McConville has an interesting view on that issue.

"I would agree that a manager can have an impact over a number of years and there are some who have spent a long time with teams and been successful," he said.

"But I would argue that the most impact a manager can have is in his first year. That's when players are keenest and they're ready to believe everything the manager says.

"Our first year with Joe Kernan was when he had the maximum impact with us and we won the All-Ireland in 2002.

"Hopefully, in the months ahead, Paddy will be able to have the influence he wants on the team."

Meanwhile, the big forward turns his attention to a new challenge facing Crossmaglen, for so long the kingpins of Armagh football.

"Yes, it's a different situation with the club now," he said.

"We won 13 championships (in a row), but because we didn't win last year's, we were free for about three months from September.

"This year we have a chance to get a good pre-season and I would say for us it's a year in which we'll probably be talking about a completely different team.

"We probably won't have the physicality which we once had in abundance, but if you are asking me if we have the players to be competitive, I would say 'yes, if we apply ourselves'.

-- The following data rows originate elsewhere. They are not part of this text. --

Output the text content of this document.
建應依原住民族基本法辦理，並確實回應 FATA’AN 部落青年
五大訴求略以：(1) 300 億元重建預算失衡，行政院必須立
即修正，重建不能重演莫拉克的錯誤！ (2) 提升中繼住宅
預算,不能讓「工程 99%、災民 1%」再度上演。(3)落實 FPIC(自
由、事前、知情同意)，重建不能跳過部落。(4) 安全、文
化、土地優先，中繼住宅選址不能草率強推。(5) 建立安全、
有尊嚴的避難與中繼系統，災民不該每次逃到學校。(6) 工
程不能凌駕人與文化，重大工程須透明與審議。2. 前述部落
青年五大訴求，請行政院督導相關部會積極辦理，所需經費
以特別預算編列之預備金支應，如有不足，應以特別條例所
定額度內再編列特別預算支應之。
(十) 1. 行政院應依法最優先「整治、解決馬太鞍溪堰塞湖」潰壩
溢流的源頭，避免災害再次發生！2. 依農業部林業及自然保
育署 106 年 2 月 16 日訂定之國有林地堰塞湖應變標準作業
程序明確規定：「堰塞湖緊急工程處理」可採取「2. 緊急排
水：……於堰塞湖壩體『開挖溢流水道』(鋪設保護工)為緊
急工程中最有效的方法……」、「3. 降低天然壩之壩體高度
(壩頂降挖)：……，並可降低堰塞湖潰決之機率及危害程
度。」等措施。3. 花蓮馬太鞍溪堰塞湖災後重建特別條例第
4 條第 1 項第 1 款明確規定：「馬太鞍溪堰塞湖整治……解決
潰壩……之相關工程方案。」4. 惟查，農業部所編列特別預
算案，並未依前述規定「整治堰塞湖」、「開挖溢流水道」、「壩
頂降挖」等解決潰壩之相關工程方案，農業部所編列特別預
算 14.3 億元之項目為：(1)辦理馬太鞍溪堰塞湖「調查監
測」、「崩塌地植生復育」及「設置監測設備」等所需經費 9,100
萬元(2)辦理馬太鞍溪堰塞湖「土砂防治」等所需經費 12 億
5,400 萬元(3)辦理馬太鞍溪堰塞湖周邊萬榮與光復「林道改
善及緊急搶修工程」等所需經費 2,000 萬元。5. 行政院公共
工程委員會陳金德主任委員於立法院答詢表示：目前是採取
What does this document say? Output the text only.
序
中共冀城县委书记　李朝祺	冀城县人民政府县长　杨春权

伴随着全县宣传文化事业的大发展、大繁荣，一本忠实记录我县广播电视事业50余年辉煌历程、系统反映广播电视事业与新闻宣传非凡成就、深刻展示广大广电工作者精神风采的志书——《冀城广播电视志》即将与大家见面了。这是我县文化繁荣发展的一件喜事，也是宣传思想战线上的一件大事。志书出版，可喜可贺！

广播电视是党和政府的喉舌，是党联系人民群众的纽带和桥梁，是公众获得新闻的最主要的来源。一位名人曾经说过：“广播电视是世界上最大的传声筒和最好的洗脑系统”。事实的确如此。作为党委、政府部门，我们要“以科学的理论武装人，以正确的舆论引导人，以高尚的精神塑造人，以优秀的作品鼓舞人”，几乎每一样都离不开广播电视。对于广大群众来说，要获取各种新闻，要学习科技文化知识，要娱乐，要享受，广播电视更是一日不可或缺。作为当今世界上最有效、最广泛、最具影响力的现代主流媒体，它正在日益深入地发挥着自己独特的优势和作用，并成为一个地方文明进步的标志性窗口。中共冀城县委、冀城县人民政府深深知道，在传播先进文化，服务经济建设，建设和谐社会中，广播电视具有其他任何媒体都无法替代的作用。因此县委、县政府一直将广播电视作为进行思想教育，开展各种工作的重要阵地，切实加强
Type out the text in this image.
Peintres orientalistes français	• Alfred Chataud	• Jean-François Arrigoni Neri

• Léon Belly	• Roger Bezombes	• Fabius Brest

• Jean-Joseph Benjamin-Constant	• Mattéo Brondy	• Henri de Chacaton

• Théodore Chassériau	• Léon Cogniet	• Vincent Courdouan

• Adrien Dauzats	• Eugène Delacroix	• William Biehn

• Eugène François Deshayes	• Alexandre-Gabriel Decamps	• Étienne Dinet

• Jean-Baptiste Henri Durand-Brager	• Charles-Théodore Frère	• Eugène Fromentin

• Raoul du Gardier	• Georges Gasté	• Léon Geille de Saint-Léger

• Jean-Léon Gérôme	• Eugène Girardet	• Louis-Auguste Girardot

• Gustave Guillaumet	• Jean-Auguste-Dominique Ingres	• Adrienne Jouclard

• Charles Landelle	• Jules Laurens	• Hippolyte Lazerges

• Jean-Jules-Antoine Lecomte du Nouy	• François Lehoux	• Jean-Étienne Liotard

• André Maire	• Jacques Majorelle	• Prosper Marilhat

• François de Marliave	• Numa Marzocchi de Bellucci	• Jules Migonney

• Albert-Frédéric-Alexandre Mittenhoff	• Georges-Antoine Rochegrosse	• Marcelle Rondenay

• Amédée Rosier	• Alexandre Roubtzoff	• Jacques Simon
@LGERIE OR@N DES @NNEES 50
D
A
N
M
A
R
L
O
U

"The big aim in Cross is to get the Armagh championship back. That's a good goal for us to have at the start of the season."

Looking further ahead, McConville is not going to find it easy to end his love affair with football, and management is on the horizon.

"Management? Yes, I think that would be for me down the line. I know it's a hard job, but, hopefully, at some stage there will be a team that will want me to manage them," he said.